The Project for Excellence in Journalism’s News Coverage Index is, we believe, the largest effort ever to measure and analyze the American news media on a continuing basis.
The Index examines some four dozen news outlets in real time to determine what is being covered and what is not—a broad sense of the American news agenda. The findings are then released in a weekly report that features an Index of the top stories, a narrative analyzing the twists, turns, and trajectory of the coverage, and a breakdown of the differences among media sectors.
The initiative is an attempt to provide an empirical basis for cataloguing and understanding what a wide swath of media offer the American public at a time of growing debate about the press’ influence, standards and economic foundation.
The outlets studied come from the five main sectors of mainstream media—print, network TV, cable, online, and radio.
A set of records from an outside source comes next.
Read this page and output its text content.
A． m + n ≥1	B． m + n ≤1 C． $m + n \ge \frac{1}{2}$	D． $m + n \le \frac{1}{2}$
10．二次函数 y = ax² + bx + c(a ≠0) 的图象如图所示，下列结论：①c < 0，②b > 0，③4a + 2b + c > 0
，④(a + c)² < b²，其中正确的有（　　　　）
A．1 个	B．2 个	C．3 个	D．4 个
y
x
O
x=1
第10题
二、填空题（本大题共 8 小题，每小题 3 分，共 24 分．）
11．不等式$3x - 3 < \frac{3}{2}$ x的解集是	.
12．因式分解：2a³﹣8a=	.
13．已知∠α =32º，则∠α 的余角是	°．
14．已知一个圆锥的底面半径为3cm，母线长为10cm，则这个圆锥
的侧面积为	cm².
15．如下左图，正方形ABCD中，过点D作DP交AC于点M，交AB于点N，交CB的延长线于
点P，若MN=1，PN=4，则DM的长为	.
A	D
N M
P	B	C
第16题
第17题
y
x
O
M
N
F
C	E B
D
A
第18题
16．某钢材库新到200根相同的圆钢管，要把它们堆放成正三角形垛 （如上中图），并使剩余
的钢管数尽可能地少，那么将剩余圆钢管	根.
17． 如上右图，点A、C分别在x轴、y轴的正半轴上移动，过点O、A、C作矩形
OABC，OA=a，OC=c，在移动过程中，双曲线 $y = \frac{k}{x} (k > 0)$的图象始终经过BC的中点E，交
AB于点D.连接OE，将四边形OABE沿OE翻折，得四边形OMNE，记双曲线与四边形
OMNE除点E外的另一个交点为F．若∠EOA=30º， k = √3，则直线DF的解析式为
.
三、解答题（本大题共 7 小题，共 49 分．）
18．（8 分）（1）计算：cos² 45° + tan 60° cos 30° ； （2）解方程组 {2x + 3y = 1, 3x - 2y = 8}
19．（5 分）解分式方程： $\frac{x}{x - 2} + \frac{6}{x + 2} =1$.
They include evening and morning network news, several hours of daytime and prime time cable news each day, newspapers from around the country, the top online news sites, and radio, including headlines, long form programs and talk. In all, the Index sample includes 48 outlets (35 each week-day with some rotation), every Sunday through Friday.
In the weeks that follow, PEJ will also unveil a series of secondary indices, including People in the News; a Talk Show Index from cable and radio programming; and a Blogger Index examining the content of the blogosphere and analyzing how it compares with that of the mainstream media.
The unprecedented scope and size of the media universe captured and coded will also serve as a foundation for an expanded number of more detailed studies PEJ plans to produce.
The News Coverage Index was designed by PEJ Director Tom Rosenstiel and Deputy Director Amy Mitchell and an advisory team of nine academic and commercial researchers over the course of two years. It required the creation of proprietary software and a new website.
The index report is written by PEJ Associate Director Mark Jurkowitz, former press critic of the Boston Globe and Boston Phoenix. The coding team, which will work 24 hours behind the news cycle, includes eight professional coders. They work with a coding administrator, Paul Hitlin, and a supervising research methodologist, Hong Ji.
The News Coverage Index will also be paired with a new expanded News Interest Index by the Pew Research Center for the People and the Press, which is led by Andrew Kohut. The Center will analyze the public’s response to the stories identified in the News Coverage Index.
These twin indices of what the media are covering, and how the public is responding will offer an unprecedented pair of tools to understand the degree to which journalists and citizens are in sync—or in disagreement—over what constitutes important news.